Boisbouvier Chair Alexis Wright receives the 2018 Stella Prize

Image of Professor Alexis Wright.
Professor Wright’s position as the Boisbouvier Chair in Australian Literature was established with a $5 million endowed gift from Mr John Wylie and Mrs Myriam Boisbouvier-Wylie.

Professor Alexis Wright, a member of the Waanyi Nation and Boisbouvier Chair in Australian Literature at the University of Melbourne Faculty of Arts, has been awarded the 2018 Stella Prize for Tracker, the collective memoir of Aboriginal leader and visionary Tracker Tilmouth.

The Stella Prize is Australia’s major literary award celebrating women’s writing.

Professor Wright said she was honoured that the Stella Prize had recognised Tracker Tilmouth’s importance and the Aboriginal storytelling approach taken in the book.

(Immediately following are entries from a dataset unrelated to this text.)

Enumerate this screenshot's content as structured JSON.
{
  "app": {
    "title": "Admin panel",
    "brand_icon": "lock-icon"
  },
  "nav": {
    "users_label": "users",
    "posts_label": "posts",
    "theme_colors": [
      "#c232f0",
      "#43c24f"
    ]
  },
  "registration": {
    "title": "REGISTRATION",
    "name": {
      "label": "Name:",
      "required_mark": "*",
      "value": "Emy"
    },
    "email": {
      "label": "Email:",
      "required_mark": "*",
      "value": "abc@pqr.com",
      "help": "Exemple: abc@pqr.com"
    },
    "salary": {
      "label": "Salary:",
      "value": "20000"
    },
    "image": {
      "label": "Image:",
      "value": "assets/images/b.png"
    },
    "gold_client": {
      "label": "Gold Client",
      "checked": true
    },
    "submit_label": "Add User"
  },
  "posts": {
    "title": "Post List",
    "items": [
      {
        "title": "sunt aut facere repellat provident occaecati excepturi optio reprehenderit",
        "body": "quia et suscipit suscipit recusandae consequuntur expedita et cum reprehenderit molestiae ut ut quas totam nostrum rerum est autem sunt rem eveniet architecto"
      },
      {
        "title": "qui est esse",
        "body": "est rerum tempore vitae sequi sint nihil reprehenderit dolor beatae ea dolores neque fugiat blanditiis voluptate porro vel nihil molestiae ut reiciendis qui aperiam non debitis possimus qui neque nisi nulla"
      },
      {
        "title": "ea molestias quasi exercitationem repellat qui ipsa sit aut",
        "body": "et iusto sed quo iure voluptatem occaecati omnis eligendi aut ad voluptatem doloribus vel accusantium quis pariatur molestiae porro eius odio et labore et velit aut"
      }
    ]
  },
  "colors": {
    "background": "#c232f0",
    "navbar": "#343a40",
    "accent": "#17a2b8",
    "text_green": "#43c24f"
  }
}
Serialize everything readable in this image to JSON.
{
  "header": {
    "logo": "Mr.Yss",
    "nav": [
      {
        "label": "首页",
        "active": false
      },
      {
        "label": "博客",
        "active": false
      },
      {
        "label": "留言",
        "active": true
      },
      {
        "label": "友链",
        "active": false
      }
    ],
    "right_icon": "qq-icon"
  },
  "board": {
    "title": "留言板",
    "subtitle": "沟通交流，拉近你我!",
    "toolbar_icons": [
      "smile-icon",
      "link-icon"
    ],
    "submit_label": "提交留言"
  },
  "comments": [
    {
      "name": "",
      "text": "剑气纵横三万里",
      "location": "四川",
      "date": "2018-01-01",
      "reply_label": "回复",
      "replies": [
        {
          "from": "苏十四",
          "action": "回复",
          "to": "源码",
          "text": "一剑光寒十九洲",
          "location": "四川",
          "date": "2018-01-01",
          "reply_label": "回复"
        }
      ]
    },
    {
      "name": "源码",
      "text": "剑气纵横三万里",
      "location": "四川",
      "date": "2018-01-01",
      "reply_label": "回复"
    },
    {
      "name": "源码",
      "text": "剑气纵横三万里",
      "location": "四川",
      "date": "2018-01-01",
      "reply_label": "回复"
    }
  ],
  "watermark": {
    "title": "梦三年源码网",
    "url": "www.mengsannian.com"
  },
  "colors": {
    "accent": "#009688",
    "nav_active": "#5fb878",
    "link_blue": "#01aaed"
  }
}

“To tell the important stories about Australia is a challenge for writers to use their imagination and be innovative in the way that stories are told,” Professor Wright said.

“That was what I tried to do with Tracker, to find a form that did justice to the scope of his work and the world he operated in.”

University of Melbourne Faculty of Arts Dean Denise Varney said the Stella Prize is further recognition of Professor Wright’s immense contribution to contemporary Australian literature.

“As a successful and acclaimed author, Alexis brings an inspiring perspective to our teaching and research in the Australian Centre and the School of Culture of Communication,” Professor Varney said.

“Her work is of great value to fellow members of the Faculty, to our students and to the wider literary culture of Melbourne.”

Professor Wright’s position as the Boisbouvier Chair in Australian Literature was established with a $5 million endowed gift from Mr John Wylie and Mrs Myriam Boisbouvier-Wylie.

As part of the position, Professor Wright is conducting research on contemporary Australian Literature in the context of world literature, with a focus on Aboriginal oral storytelling and other international literatures with oral storytelling traditions.